We were delighted to be approached by the producers of Glow Up – a BBC Three series about the make-up industry, which uncovers the very niche and often misunderstood job of a successful, professional MUA. Ten contestants go head-to-head on creative and technical challenges, all under the watchful eyes of judges Val Garland (Global Make-Up Director for L’Oreal Paris) and Dominic Skinner (Senior Global Artist for MAC). The prize at stake: a contract assisting some of the world’s biggest make-up artists. We were given the opportunity to consult on this show, starting with the early judging of potential contestants here at Delamar Academy, recommending guest judges from our huge pool of industry contacts, creating make-up challenge concepts, supplying materials, kit and even our graduates as production assistants.
Episode one aired on BBC One (6th March 2019 @ 10.35pm) and it saw the contestants meet their judges and undertake the first challenge: a beauty editorial. This is no simple task, even for the most experienced artists, because unlike other make-up professionals in the industry, these contestants are working with a kit and brushes that are not their own. It’s possible that the contestants were familiar with some of the products, but it’s a big ask to hand someone a kit that they have never used before. The second reason why this was a very difficult task, was that the contestants did not have the opportunity for a quick camera test towards the end of their make-up. When you are working on a beauty editorial, the model is always put in front of the camera for a few “test” shots of the make-up. At this point the photography assistant will zoom in on the skin and details of the make-up so the artist can make any necessary adjustments.
Val’s critique “where is the beauty?” was brilliant, and she brought to light a question at the centre of every beauty editorial; whatever the brief, this is an issue that make-up artists must show an intricate understanding of – beauty.

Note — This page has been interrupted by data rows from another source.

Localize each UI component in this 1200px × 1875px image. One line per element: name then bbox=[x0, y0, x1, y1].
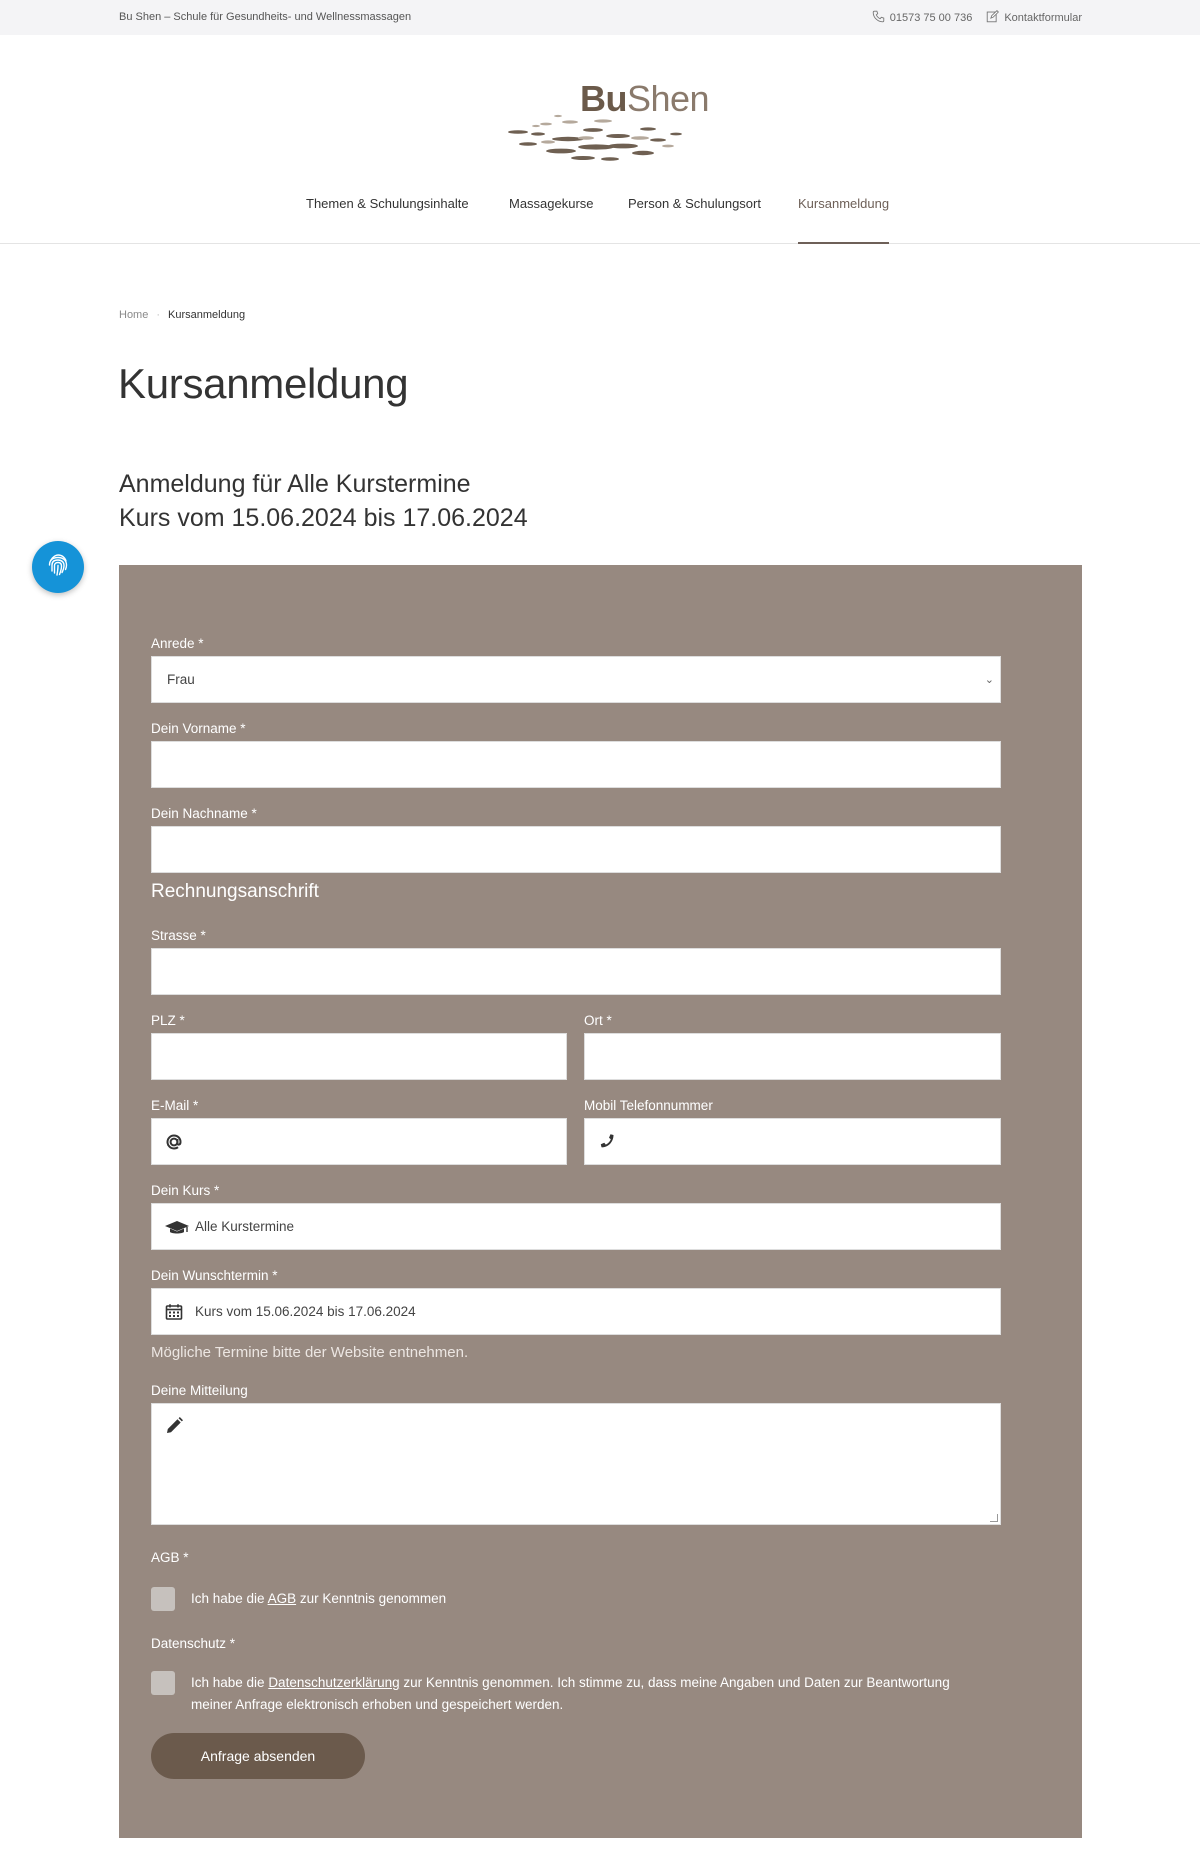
submit-button[interactable]: Anfrage absenden bbox=[151, 1733, 365, 1779]
site-tagline: Bu Shen – Schule für Gesundheits- und We… bbox=[119, 11, 412, 23]
phone-icon bbox=[872, 10, 885, 26]
kurs-label: Dein Kurs * bbox=[151, 1183, 220, 1198]
subtitle-line-2: Kurs vom 15.06.2024 bis 17.06.2024 bbox=[119, 504, 528, 532]
contact-form-label: Kontaktformular bbox=[1004, 12, 1082, 24]
agb-text-post: zur Kenntnis genommen bbox=[296, 1591, 447, 1606]
nav-item-kursanmeldung[interactable]: Kursanmeldung bbox=[798, 196, 890, 244]
nachname-input[interactable] bbox=[151, 826, 1001, 873]
contact-form-link[interactable]: Kontaktformular bbox=[986, 10, 1082, 26]
resize-handle[interactable] bbox=[990, 1514, 998, 1522]
email-label: E-Mail * bbox=[151, 1098, 199, 1113]
accessibility-button[interactable] bbox=[32, 541, 84, 593]
mitteilung-textarea[interactable] bbox=[151, 1403, 1001, 1525]
fingerprint-icon bbox=[44, 551, 72, 584]
main-nav: Themen & Schulungsinhalte Massagekurse P… bbox=[0, 196, 1200, 244]
registration-form: Anrede * Frau ⌄ Dein Vorname * Dein Nach… bbox=[119, 565, 1082, 1838]
breadcrumb-home[interactable]: Home bbox=[119, 309, 148, 321]
phone-icon bbox=[597, 1132, 619, 1152]
termin-input[interactable]: Kurs vom 15.06.2024 bis 17.06.2024 bbox=[151, 1288, 1001, 1335]
graduation-cap-icon bbox=[164, 1217, 190, 1237]
termin-value: Kurs vom 15.06.2024 bis 17.06.2024 bbox=[195, 1304, 416, 1319]
top-bar: Bu Shen – Schule für Gesundheits- und We… bbox=[0, 0, 1200, 35]
mitteilung-label: Deine Mitteilung bbox=[151, 1383, 248, 1398]
billing-section-heading: Rechnungsanschrift bbox=[151, 881, 319, 902]
email-input[interactable] bbox=[151, 1118, 567, 1165]
agb-text: Ich habe die AGB zur Kenntnis genommen bbox=[191, 1588, 446, 1610]
ds-text-pre: Ich habe die bbox=[191, 1675, 269, 1690]
datenschutz-label: Datenschutz * bbox=[151, 1636, 236, 1651]
registration-subtitle: Anmeldung für Alle Kurstermine Kurs vom … bbox=[119, 467, 528, 535]
agb-link[interactable]: AGB bbox=[268, 1591, 297, 1606]
calendar-icon bbox=[164, 1302, 186, 1322]
strasse-label: Strasse * bbox=[151, 928, 206, 943]
nav-item-themen[interactable]: Themen & Schulungsinhalte bbox=[306, 196, 469, 243]
phone-number: 01573 75 00 736 bbox=[889, 12, 973, 24]
chevron-down-icon: ⌄ bbox=[984, 674, 994, 686]
agb-checkbox[interactable] bbox=[151, 1587, 175, 1611]
termin-label: Dein Wunschtermin * bbox=[151, 1268, 278, 1283]
pencil-icon bbox=[164, 1416, 186, 1438]
page-title: Kursanmeldung bbox=[118, 360, 409, 407]
at-icon bbox=[164, 1132, 186, 1152]
kurs-input[interactable]: Alle Kurstermine bbox=[151, 1203, 1001, 1250]
phone-label: Mobil Telefonnummer bbox=[584, 1098, 713, 1113]
vorname-label: Dein Vorname * bbox=[151, 721, 246, 736]
anrede-label: Anrede * bbox=[151, 636, 204, 651]
datenschutz-text: Ich habe die Datenschutzerklärung zur Ke… bbox=[191, 1672, 1011, 1716]
anrede-select[interactable]: Frau ⌄ bbox=[151, 656, 1001, 703]
breadcrumb-current: Kursanmeldung bbox=[168, 309, 246, 321]
phone-link[interactable]: 01573 75 00 736 bbox=[872, 10, 973, 26]
breadcrumb: Home · Kursanmeldung bbox=[119, 309, 245, 321]
ort-label: Ort * bbox=[584, 1013, 612, 1028]
ort-input[interactable] bbox=[584, 1033, 1001, 1080]
phone-input[interactable] bbox=[584, 1118, 1001, 1165]
ds-text-line-2: meiner Anfrage elektronisch erhoben und … bbox=[191, 1697, 564, 1712]
vorname-input[interactable] bbox=[151, 741, 1001, 788]
top-contact: 01573 75 00 736 Kontaktformular bbox=[872, 10, 1082, 26]
termin-hint: Mögliche Termine bitte der Website entne… bbox=[151, 1344, 469, 1361]
agb-label: AGB * bbox=[151, 1550, 189, 1565]
subtitle-line-1: Anmeldung für Alle Kurstermine bbox=[119, 470, 471, 498]
logo-wordmark: BuShen bbox=[580, 78, 710, 119]
strasse-input[interactable] bbox=[151, 948, 1001, 995]
edit-icon bbox=[986, 10, 1000, 26]
agb-text-pre: Ich habe die bbox=[191, 1591, 268, 1606]
anrede-value: Frau bbox=[167, 672, 195, 687]
plz-label: PLZ * bbox=[151, 1013, 185, 1028]
kurs-value: Alle Kurstermine bbox=[195, 1219, 295, 1234]
ds-text-post: zur Kenntnis genommen. Ich stimme zu, da… bbox=[399, 1675, 950, 1690]
nachname-label: Dein Nachname * bbox=[151, 806, 257, 821]
nav-item-massagekurse[interactable]: Massagekurse bbox=[509, 196, 594, 243]
site-logo[interactable]: BuShen bbox=[498, 76, 710, 161]
plz-input[interactable] bbox=[151, 1033, 567, 1080]
datenschutz-link[interactable]: Datenschutzerklärung bbox=[268, 1675, 399, 1690]
datenschutz-checkbox[interactable] bbox=[151, 1671, 175, 1695]
nav-item-person[interactable]: Person & Schulungsort bbox=[628, 196, 761, 243]
breadcrumb-separator: · bbox=[156, 309, 161, 321]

The top three make-ups were very well executed and we loved the feedback, especially from Val. Paige was a deserving winner of the first and second challenge as she had a creative imagination, good taste and a healthy amount of confidence to execute her looks without the arrogance that let some other contestants down.
What we really appreciated about this show was that anyone watching will quickly understand how specialist, difficult and skilled the job of a make-up artist actually is. The production values of this series are seriously slick! We related to Paige, as her mum wanted her to become a doctor; a common struggle for make-up artists is how people outside the creative industries can often be unsupportive of this career path. This lack of support usually comes from a lack of knowledge, which Glow Up will hopefully change. It was also interesting to watch a group of people who had more experience putting Instagram-style make-up on their own faces, than working on a model/actor/performer, for a professional result. This made for fascinating watching.
The next episode sees the contestants working in the film industry with a visit to the Harry Potter Warner Brothers Studios. Our long-time graduate Nick Dudman designed the make-up on all the Harry Potter films, so these films are close to our heart. Delamar Academy tutor Jennifer Drew made the prosthetic pieces that the contestants apply and paint in episode 2. We also recommended Oscar winning David Malinowski to the producers as a specialist judge for this round.